By Jeffrey Rothfeder  |  Posted 2004-01-28 Print this article Print

Why did you leave Merrill and take the job at AOL?

Ultimately, you get to a point where you want to take the next hill. I really wanted to get back to a role in a technology organization. Technology has been, and always will be, my one true passion professionally.

And when you decide to move on, you should look for an organization with a couple of critical attributes. One is key strengths. For AOL, that means a well-known brand and tremendous reach—111 million unique visitors viewed the AOL core service or Web properties like Mapquest. Another is that the organization must fit with you personally and culturally. You want to find a place where, because of your skills, you can make an impact. Responding aggressively to threats posed by other technology-enabled competitors, ensuring that our technology strategy addresses the unique needs of a wide continuum of consumers, and running a high-volume operation with zero tolerance for downtime—these are AOLs primary challenges for a technologist. And Ive succeeded at them before, most prominently at Merrill.

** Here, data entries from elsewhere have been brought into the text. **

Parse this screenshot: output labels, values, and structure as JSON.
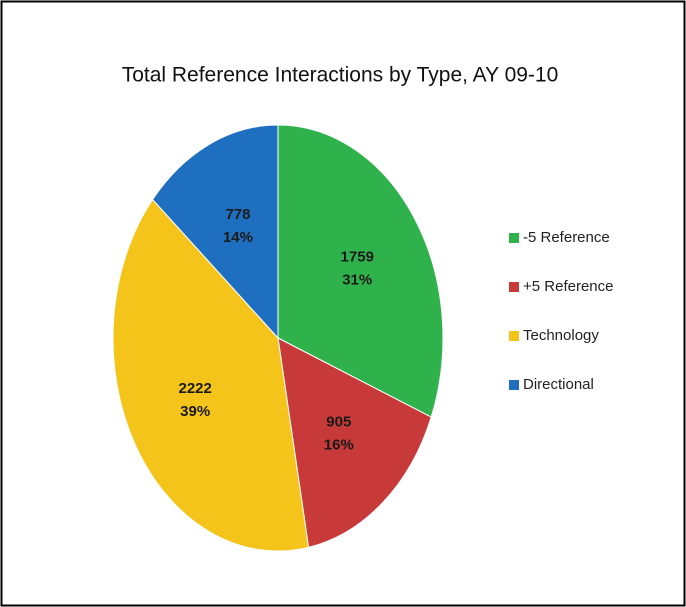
{
  "chart_data": {
    "type": "pie",
    "title": "Total Reference Interactions by Type, AY 09-10",
    "categories": [
      "-5 Reference",
      "+5 Reference",
      "Technology",
      "Directional"
    ],
    "values": [
      1759,
      905,
      2222,
      778
    ],
    "percent_labels": [
      "31%",
      "16%",
      "39%",
      "14%"
    ],
    "colors": [
      "#2fb24c",
      "#c83a3a",
      "#f4c41a",
      "#1f6fc0"
    ],
    "legend": "right"
  }
}
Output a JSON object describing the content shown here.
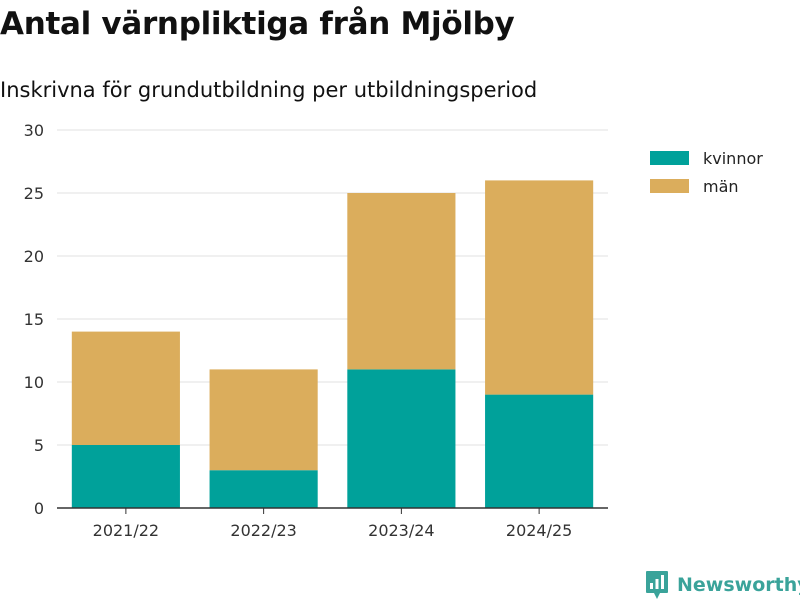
{
  "chart_data": {
    "type": "bar",
    "stacked": true,
    "title": "Antal värnpliktiga från Mjölby",
    "subtitle": "Inskrivna för grundutbildning per utbildningsperiod",
    "xlabel": "",
    "ylabel": "",
    "categories": [
      "2021/22",
      "2022/23",
      "2023/24",
      "2024/25"
    ],
    "series": [
      {
        "name": "kvinnor",
        "color": "#00a19a",
        "values": [
          5,
          3,
          11,
          9
        ]
      },
      {
        "name": "män",
        "color": "#dbad5c",
        "values": [
          9,
          8,
          14,
          17
        ]
      }
    ],
    "ylim": [
      0,
      30
    ],
    "yticks": [
      0,
      5,
      10,
      15,
      20,
      25,
      30
    ],
    "grid": true,
    "legend_position": "top-right"
  },
  "brand": {
    "name": "Newsworthy",
    "icon": "newsworthy-logo-icon",
    "color": "#3aa39a"
  }
}
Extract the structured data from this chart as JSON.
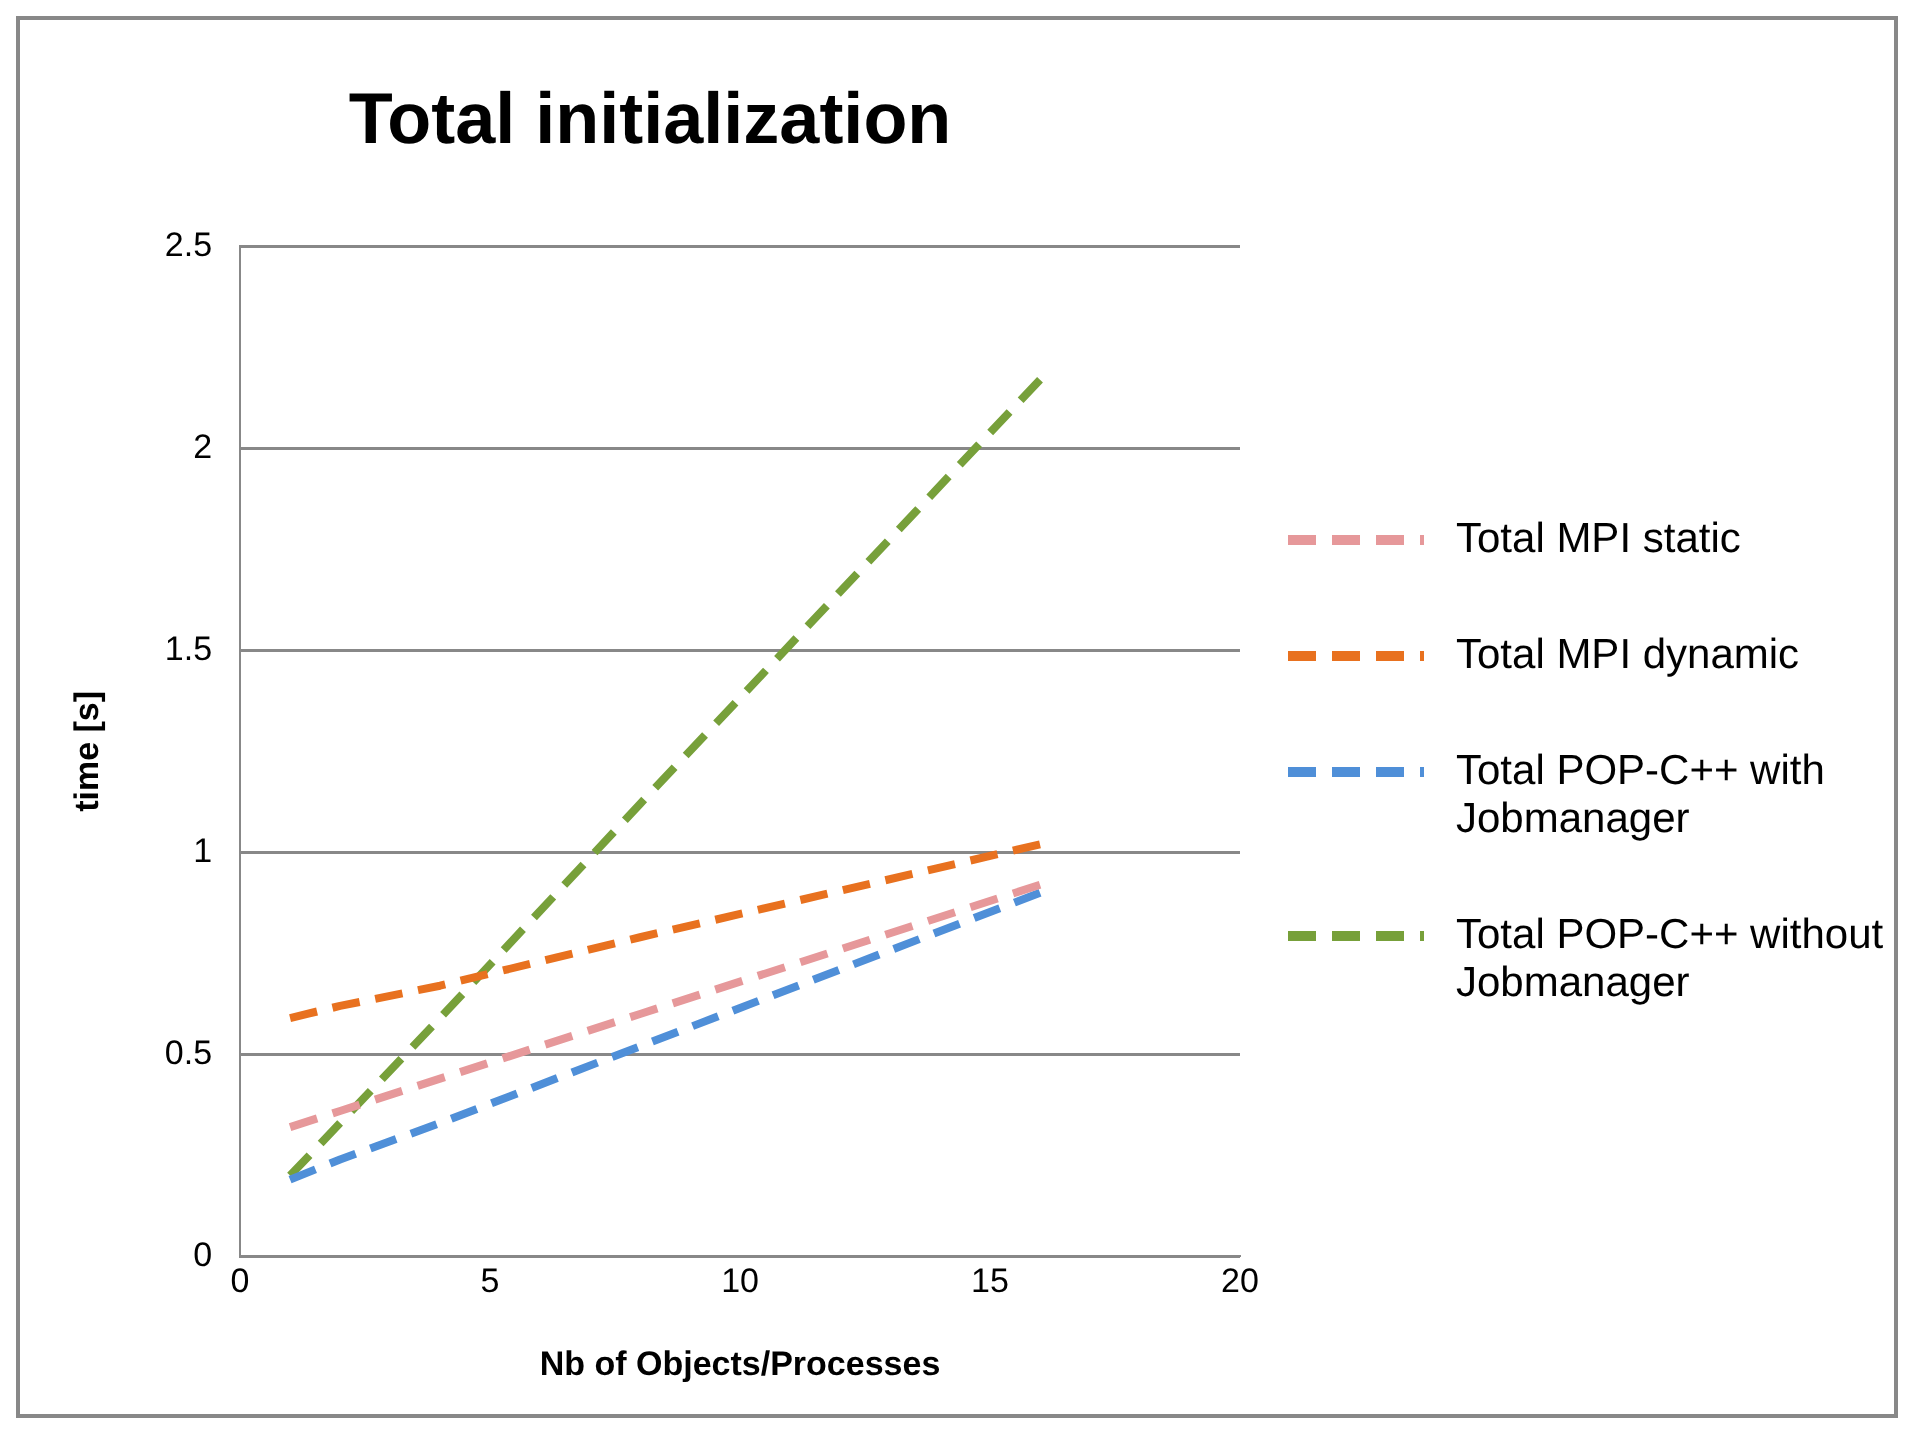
{
  "chart_data": {
    "type": "line",
    "title": "Total initialization",
    "xlabel": "Nb of Objects/Processes",
    "ylabel": "time [s]",
    "x": [
      1,
      2,
      4,
      8,
      16
    ],
    "series": [
      {
        "name": "Total MPI static",
        "color": "#e6989a",
        "values": [
          0.32,
          0.36,
          0.44,
          0.6,
          0.92
        ]
      },
      {
        "name": "Total MPI dynamic",
        "color": "#e8711f",
        "values": [
          0.59,
          0.62,
          0.67,
          0.79,
          1.02
        ]
      },
      {
        "name": "Total POP-C++ with Jobmanager",
        "color": "#4f8fd8",
        "values": [
          0.19,
          0.24,
          0.33,
          0.52,
          0.9
        ]
      },
      {
        "name": "Total POP-C++ without Jobmanager",
        "color": "#77a03a",
        "values": [
          0.2,
          0.33,
          0.59,
          1.12,
          2.17
        ]
      }
    ],
    "xlim": [
      0,
      20
    ],
    "xticks": [
      0,
      5,
      10,
      15,
      20
    ],
    "ylim": [
      0,
      2.5
    ],
    "yticks": [
      0,
      0.5,
      1,
      1.5,
      2,
      2.5
    ],
    "grid": "y",
    "legend": "right",
    "marker": "none",
    "line_style": "dashed"
  }
}
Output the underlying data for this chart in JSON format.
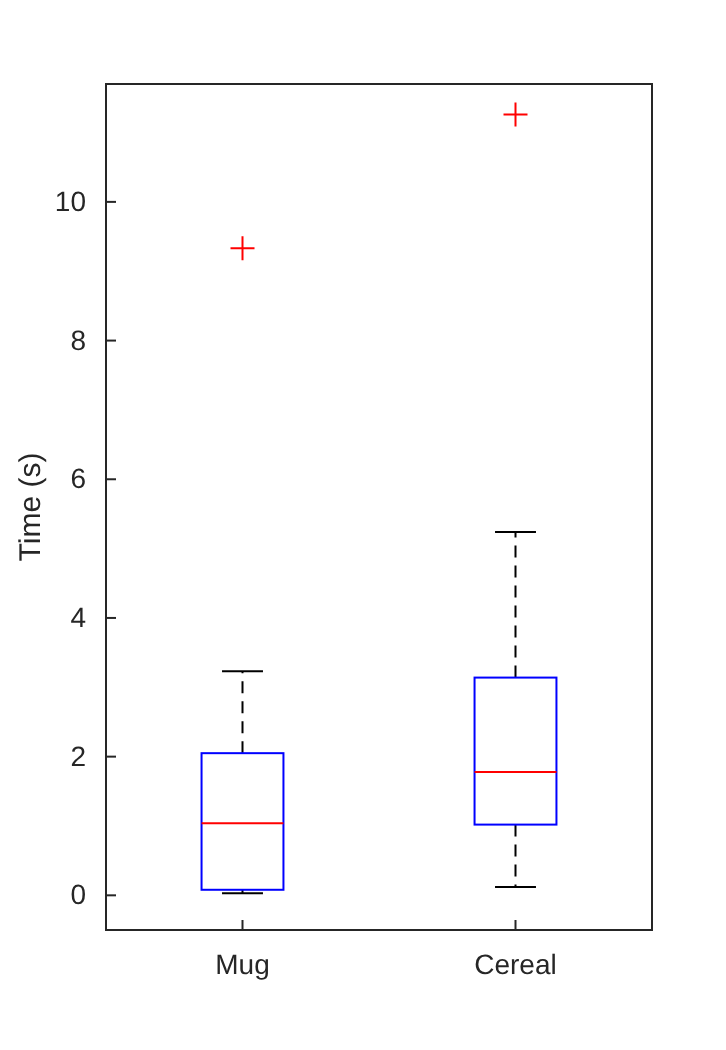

It could be argued that AOL is in much worse shape than Merrill was when you got there, because at least Merrills overall business was still growing at the time, even if it faced aggressive competition. How do you fix a company thats losing its primary customer base the way AOL is?

I would argue that the subscription numbers dont tell the whole story. You have to consider all of our properties, and when you do, you see significant growth in usage: Mapquest is up 34 percent this year, theres continuing growth in IM activity, and the same goes for other AOL sites. With 111 million users across all properties, we have a great opportunity to leverage every touchpoint with consumers and to be a central participant in technology shifts such as the emergence of broadband and the wireless Web.

The challenge for us as the executive team is to shift from historically viewing AOL as a mono-line company—as a single destination—to viewing it as a more complex multiproduct, multibrand and multichannel environment. Its about providing choice, and thats the key analog to Merrill. We should be an option for Internet users to do whatever they want to do on the Web from wherever they want to do it—whether theyre high-volume, high-literate Internet users or not—so they dont have to go to other companies for individual aspects of their Internet experience. Its a big transition as a business model and will add many more cylinders to AOL.

In broadband, we want to be the first organization to define the category of streaming broadband, bringing relevant content and relevant programming into the broadband household. We want to let people search for the video and music they want to view and listen to. We plan to build on our initiatives with antivirus programs and expand on voice mail to provide other voice services. We helped define categories like instant messaging, chat, discussion boards and e-mail, and we have to continue to be thought leaders in social software. We want to provide other à la carte and premium services, such as being a place for people to store pictures, documents and e-mails they create or receive while theyre on the Web. It makes sense. What you want is all your assets available all the time, regardless of where you are. This is especially important for our multichannel users, who will be a larger and larger portion of our customer base. Part of the day, people will need to access us from their laptops or at home on high-speed DSL or cable, or a smart phone or communication-enabled PDA.